A Thought, Token by Token

10 atomic recall cards. Export to Anki and let spaced repetition do its slow work.

10 cards due for review

In Anki: File → Import, choose this TSV, set field separator to Tab, deck = Sand to Silicon · Ch 30, note type = Basic.

FrontBack
What is a 'token' in the context of a frontier LLM?A vocabulary unit — a subword piece — produced by a learned tokenizer like tiktoken or SentencePiece. Encoded as an integer in the range 0 to ~vocab_size.
Roughly how many multiplications per generated token on a frontier model?~10^11 — a few hundred billion.
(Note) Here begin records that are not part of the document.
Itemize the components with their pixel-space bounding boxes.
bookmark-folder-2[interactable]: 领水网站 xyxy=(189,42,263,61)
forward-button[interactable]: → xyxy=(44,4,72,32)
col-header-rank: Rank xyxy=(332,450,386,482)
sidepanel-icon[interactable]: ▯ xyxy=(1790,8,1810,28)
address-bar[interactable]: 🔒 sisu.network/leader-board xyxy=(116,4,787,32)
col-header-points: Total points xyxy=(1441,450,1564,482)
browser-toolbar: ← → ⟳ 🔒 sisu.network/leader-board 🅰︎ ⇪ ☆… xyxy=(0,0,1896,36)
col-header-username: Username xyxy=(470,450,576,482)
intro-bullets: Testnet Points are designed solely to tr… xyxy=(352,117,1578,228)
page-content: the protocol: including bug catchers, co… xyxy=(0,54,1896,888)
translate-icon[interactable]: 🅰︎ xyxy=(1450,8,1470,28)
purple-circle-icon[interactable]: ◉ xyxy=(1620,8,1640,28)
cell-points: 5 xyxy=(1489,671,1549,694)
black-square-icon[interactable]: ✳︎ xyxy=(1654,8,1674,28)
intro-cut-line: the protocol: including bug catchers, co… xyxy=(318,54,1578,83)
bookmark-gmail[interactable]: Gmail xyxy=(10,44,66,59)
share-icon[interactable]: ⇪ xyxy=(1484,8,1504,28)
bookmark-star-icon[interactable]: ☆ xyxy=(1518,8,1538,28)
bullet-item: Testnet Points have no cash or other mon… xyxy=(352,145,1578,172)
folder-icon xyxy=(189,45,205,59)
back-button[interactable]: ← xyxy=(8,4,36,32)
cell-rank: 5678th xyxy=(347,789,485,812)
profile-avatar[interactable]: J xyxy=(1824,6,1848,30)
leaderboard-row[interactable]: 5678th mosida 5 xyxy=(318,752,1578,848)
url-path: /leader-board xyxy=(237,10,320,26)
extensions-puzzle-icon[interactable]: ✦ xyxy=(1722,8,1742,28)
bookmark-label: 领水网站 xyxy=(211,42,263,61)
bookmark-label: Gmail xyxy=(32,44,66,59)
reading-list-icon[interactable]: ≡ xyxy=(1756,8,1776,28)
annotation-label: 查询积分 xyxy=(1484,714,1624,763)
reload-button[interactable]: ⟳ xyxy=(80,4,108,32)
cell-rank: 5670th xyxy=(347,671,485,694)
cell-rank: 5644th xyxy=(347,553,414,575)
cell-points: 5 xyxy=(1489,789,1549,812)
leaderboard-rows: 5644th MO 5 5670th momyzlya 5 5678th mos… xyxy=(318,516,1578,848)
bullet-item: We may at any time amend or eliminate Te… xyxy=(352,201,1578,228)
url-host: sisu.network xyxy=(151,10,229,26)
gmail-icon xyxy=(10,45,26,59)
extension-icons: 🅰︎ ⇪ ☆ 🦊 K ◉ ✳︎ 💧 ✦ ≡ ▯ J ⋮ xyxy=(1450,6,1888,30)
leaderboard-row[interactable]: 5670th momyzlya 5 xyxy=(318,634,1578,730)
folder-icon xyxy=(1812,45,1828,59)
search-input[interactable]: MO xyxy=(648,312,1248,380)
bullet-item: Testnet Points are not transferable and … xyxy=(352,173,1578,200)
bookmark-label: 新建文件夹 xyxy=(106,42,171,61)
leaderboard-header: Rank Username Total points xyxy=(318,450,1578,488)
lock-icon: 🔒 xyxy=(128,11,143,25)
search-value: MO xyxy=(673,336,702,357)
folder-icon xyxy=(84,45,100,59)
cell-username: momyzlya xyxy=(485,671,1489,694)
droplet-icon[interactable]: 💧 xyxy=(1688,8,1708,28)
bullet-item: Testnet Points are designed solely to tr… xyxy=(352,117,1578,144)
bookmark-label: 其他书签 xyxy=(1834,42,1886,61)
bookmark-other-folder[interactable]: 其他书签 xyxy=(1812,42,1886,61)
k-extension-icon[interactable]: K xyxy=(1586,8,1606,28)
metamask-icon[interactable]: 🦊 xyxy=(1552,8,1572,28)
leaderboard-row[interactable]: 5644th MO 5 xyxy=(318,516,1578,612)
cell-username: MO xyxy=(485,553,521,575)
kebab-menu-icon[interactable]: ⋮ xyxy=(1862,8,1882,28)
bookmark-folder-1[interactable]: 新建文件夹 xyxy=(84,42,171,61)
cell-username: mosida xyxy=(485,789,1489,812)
A full response of a few thousand tokens climbs into the quadrillions (~10^15).
Roughly how much wall-clock time per token, on a frontier system?~50 ms.
Roughly how much energy per generated token?~1 joule.
What is the embedding table's shape?(vocab_size × hidden_dim), e.g. ~100,000 × ~16,000.
What three tensors does attention compute from the input?Queries (Q), keys (K), and values (V), each via a linear projection of the input.
What does the QK^T matrix represent, post-softmax?A weighted attention pattern: how much each token should attend to every other token.
What does the unembedding step produce?Logits — one real number per vocabulary entry — which softmax converts into a probability distribution.
Why does KV caching speed up the autoregressive loop?Previous tokens' K and V tensors are cached, so only the new token requires a fresh forward pass instead of recomputing the entire prefix.
Name 4 sampling rules used at the softmax-to-token step.Argmax (greedy), top-k, top-p (nucleus), temperature-scaled sampling.